I'd like to know if some of you guys have been using rcp to copy files from one computer to an other? I just cannot figure out how to make it works ... can someone give me pointer, directions ....

thanks,

-teo.

 
The syntax is:
rcp myfile host:/dir/to/copy/to

Before this you have to set up host equivelence in /etc/hosts.equiv (to trust a remote host) or in $HOME/.rhosts (to trust a particular user on a host).

For the hosts.equiv just list the host(s) eg:
mymac
g3po

The hosts.equiv file trusts all users on the host except root (I think).

For the .rhosts list the user and the host they live on, eg:
steve mymac
george g3po

The remote user gets the privs of the user who's home dir has the .rhosts file.

These files also allow acces to other 'r' commands like rsh and rlogin.

Remember that the man pages are a good way to see how a command works.
 
Hi,

well, that's what I was trying ... and it wasn't working.
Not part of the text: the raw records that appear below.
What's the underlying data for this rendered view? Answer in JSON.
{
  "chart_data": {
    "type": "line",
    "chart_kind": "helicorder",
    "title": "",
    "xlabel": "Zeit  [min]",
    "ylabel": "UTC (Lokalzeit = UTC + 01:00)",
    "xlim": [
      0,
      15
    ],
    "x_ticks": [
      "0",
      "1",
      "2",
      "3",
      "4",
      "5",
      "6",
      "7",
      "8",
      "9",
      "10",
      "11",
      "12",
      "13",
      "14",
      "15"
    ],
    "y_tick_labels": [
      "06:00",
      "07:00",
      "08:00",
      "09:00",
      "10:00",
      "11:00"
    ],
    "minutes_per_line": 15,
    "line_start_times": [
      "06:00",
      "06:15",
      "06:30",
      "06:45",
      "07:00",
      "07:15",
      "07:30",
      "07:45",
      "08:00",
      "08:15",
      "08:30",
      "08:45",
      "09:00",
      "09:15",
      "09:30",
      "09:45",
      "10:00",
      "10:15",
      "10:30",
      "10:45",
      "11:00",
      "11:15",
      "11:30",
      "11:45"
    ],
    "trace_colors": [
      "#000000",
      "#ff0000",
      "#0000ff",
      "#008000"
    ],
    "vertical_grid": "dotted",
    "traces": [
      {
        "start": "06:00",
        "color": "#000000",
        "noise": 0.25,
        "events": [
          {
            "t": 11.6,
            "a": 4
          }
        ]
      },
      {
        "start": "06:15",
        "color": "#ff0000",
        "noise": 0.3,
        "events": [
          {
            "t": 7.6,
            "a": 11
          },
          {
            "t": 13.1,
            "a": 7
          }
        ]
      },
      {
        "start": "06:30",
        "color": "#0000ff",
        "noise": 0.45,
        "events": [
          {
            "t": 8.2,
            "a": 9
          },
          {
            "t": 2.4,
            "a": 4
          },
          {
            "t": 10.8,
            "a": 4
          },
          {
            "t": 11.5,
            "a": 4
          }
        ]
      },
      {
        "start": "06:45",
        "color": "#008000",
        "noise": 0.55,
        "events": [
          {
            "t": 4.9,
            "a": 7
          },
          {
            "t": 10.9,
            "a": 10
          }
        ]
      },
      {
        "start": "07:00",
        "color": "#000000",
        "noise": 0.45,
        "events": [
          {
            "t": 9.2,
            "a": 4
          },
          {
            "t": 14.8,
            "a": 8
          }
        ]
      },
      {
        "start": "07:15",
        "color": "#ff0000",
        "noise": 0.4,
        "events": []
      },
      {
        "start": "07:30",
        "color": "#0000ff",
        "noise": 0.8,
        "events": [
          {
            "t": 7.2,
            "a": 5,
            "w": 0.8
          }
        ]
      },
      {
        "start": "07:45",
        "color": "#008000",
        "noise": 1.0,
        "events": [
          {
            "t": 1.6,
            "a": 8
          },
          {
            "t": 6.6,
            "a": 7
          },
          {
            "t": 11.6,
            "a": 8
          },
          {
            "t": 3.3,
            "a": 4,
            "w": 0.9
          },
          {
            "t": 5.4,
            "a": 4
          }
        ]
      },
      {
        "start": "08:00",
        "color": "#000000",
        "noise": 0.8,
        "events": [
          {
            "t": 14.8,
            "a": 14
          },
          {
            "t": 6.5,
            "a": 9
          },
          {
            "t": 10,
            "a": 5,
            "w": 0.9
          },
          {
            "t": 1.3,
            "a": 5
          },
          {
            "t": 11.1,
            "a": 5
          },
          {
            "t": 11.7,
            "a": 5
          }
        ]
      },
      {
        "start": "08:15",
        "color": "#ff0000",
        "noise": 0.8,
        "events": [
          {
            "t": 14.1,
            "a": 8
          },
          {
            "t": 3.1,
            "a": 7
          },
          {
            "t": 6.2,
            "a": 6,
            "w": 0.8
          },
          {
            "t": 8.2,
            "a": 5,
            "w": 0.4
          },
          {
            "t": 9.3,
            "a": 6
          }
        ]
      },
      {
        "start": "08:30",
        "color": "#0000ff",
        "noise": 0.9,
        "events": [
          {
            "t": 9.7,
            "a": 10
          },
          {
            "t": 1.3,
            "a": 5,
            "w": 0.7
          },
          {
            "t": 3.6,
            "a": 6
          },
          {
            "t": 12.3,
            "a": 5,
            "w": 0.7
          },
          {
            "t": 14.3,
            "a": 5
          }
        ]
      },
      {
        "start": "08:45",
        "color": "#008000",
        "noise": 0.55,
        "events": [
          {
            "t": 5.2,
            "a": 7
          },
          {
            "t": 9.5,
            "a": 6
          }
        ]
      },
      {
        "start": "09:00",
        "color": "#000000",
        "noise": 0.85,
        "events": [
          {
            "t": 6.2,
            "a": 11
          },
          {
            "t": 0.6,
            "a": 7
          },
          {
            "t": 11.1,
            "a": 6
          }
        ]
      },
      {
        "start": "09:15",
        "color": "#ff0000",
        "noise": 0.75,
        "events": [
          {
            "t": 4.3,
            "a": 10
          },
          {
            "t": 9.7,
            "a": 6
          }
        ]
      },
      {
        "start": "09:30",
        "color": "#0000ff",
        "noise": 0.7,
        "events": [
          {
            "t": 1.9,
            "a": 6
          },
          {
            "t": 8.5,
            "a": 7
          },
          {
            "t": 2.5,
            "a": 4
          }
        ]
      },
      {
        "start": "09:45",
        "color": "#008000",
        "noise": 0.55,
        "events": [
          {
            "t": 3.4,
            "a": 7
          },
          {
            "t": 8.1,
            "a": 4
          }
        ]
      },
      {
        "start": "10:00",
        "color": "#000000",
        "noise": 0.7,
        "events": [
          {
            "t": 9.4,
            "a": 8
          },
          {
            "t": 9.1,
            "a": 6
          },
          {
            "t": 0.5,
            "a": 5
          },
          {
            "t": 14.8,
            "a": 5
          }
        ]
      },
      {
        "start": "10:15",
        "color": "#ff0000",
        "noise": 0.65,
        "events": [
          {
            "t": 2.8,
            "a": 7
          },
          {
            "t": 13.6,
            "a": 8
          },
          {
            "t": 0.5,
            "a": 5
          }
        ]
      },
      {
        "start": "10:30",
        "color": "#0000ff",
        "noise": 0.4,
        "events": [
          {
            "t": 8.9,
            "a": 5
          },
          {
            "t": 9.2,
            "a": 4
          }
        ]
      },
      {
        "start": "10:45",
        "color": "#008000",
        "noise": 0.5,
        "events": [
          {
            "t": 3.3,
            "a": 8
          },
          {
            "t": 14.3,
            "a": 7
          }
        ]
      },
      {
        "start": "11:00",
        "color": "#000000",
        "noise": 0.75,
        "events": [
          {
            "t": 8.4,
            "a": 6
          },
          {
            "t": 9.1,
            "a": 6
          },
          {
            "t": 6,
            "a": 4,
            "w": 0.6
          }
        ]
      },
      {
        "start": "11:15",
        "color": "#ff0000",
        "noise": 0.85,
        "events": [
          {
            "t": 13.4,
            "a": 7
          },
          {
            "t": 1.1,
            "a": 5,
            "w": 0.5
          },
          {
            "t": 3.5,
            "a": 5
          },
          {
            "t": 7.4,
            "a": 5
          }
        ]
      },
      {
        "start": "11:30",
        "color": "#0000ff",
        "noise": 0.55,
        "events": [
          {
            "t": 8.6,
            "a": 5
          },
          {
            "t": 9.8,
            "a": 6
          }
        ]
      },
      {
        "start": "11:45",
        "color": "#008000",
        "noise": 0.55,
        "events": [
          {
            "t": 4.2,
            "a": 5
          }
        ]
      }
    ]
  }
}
So I did include in the netinfo /machines/ my hosts with the corresponding IP ... so I can now do my rcp with the hostname instead of the IP. And i get a "Permission Denied" message when I do the rcp .. the wierd thing is that no matter if I do have a .rhosts or not when i do a rlogin or an rsh ... it still asks for a password :(

Do you have any idea ?

thanks,

-teo.

[Edited by Teo on 03-29-2001 at 03:11 PM]
 
I suspect that you have not set up any host lookup stuff (a different ballgame entirely!). Try to ping the IP address of "myhost" if successful try the rcp again:

rcp myfile my.hosts.ip.address:/my/path

Under OS X local nameserver stuff is handled by NetInfo (which I am yet to get my head around).
 
Don't bother using rcp. Go to versiontracker and download & install the OpenSSH package, then use scp instead.

Turning on rsh/rcp/rlogin will make your machine insecure and is an extremely bad idea, especially if you're on cablemodem or DSL.